Une économie d’urgence
Dans le but d’assurer la survie des plus démunis parmi nous, le secteur informel comprend des activités. Ces dernières qui procurent le plus souvent des revenus de subsistance. Elles représentent aussi un filet de sécurité en temps de crise. A cause du manque de possibilités d’emplois officiels capables d’absorber la main-d’œuvre excédentaire.
La survie est aujourd’hui reconnue comme étant la principale cause de l’apparition de ce type d’activités. Le secteur informel joue un rôle crucial et persistant. En représentant un fournisseur d’emplois à une catégorie de la société dépourvue du minimum nécessaire.
La fragilité de l’informel
Travaillant quoi qu’il advienne pour s’assurer un revenu pour se nourrir et nourrir leurs familles, les travailleurs informels sont vulnérables aux chocs qu’ils soient économiques ou sanitaires.
Le secteur informel a été largement impacté par la crise sanitaire Covid-19. Cette crise qui représente la plus grave récession qu’ait connue le monde depuis la Seconde Guerre mondiale.
De nombreux travailleurs informels se trouvent dans une situation de blocage. Ces travailleurs s’appauvrissent davantage. Ils sont plus vulnérables à la faim et aux épidémies. Car non couverts par aucune forme de protection.
Cette crise menace la survie même de ces travailleurs informels et de leurs familles. En perdant leur travail, les entreprises informelles n’ont d’autre alternative que d’utiliser leur modique capital à des fins de consommation.
Les estimations récentes de l’OIT montrent que la perte de revenu du travail entraîne une aggravation de la pauvreté chez ces travailleurs informels. Plus de 21% dans les pays à revenu intermédiaire de la tranche supérieure, près de 52% de haut à revenu faible et 56% dans les pays à faible revenu.
Les risques de l’informel : la violation des mesures sanitaires
Il est fort à parier que cette crise mondiale aggravera la situation de ce type de travailleurs. Car ils subissent des pertes économiques fatales et croissantes. Ils se trouvent dans une situation où ils sont souvent amenés à violer les mesures de confinement. Avec la possibilité d’avoir des effets négatifs sur la santé publique en maintenant leurs revenus et le respect des mesures de confinement en perdant leurs revenus de survie.

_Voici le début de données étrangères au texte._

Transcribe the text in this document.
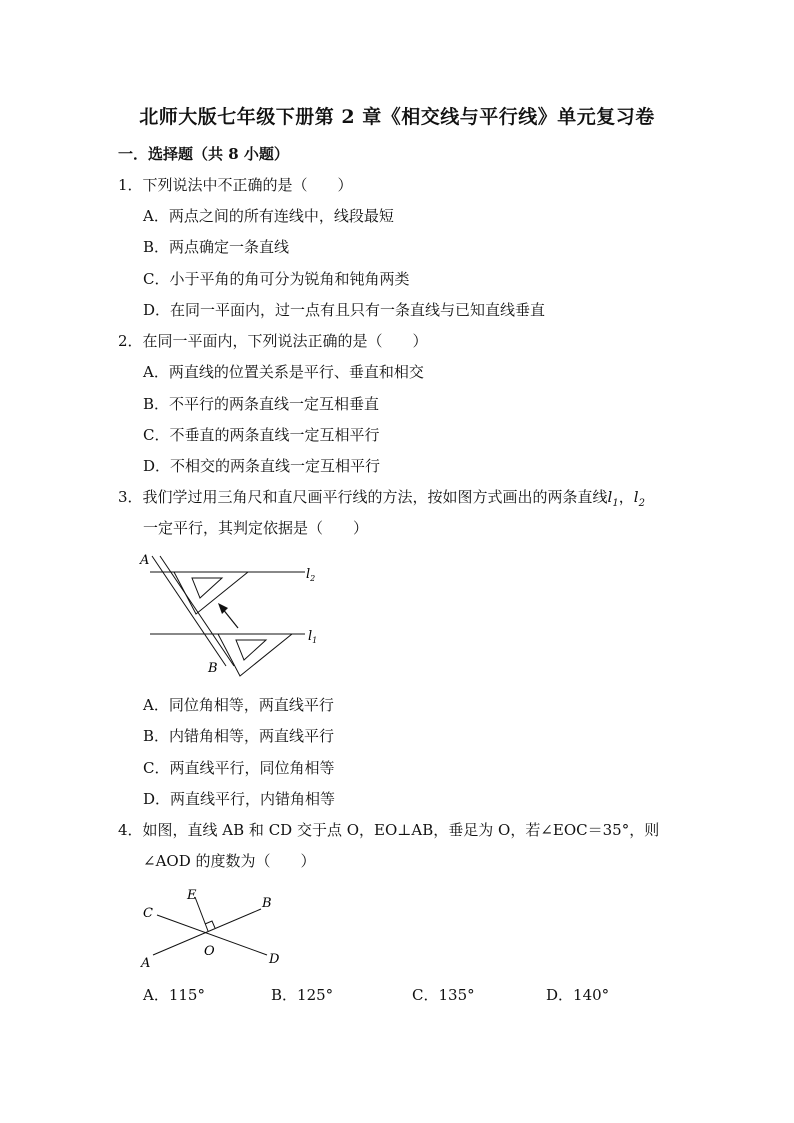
北师大版七年级下册第 2 章《相交线与平行线》单元复习卷
一．选择题（共 8 小题）
1．下列说法中不正确的是（　　）
A．两点之间的所有连线中，线段最短
B．两点确定一条直线
C．小于平角的角可分为锐角和钝角两类
D．在同一平面内，过一点有且只有一条直线与已知直线垂直
2．在同一平面内，下列说法正确的是（　　）
A．两直线的位置关系是平行、垂直和相交
B．不平行的两条直线一定互相垂直
C．不垂直的两条直线一定互相平行
D．不相交的两条直线一定互相平行
3．我们学过用三角尺和直尺画平行线的方法，按如图方式画出的两条直线$l_1$，$l_2$
一定平行，其判定依据是（　　）
A
B
$l_2$
$l_1$
A．同位角相等，两直线平行
B．内错角相等，两直线平行
C．两直线平行，同位角相等
D．两直线平行，内错角相等
4．如图，直线 AB 和 CD 交于点 O，EO⊥AB，垂足为 O，若∠EOC＝35°，则
∠AOD 的度数为（　　）
C
E
B
O
D
A
A．115°	B．125°	C．135°	D．140°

L’angle mort de nos économies
S’il y a une chose que cette crise a mis en évidence, c’est que les travailleurs informels sont exclus des décisions économiques et sociales. Dans ce contexte particulier, une action urgente s’avère nécessaire pour formaliser ces travailleurs. Et ce, afin d’atténuer la pauvreté et les inégalités.
Mais pour cela, il importe de sortir du carcan des dogmes et de leurs prisons conceptuelles. Le wording doit être revu, et avec lui, tout un regard et un mode de pensée plus conforme à nos réalités sociales.
(Par Sana Zouari, Université de Sfax et Université Côte d’Azur / Dhafer Saidane, Pr. SKEMA Business School)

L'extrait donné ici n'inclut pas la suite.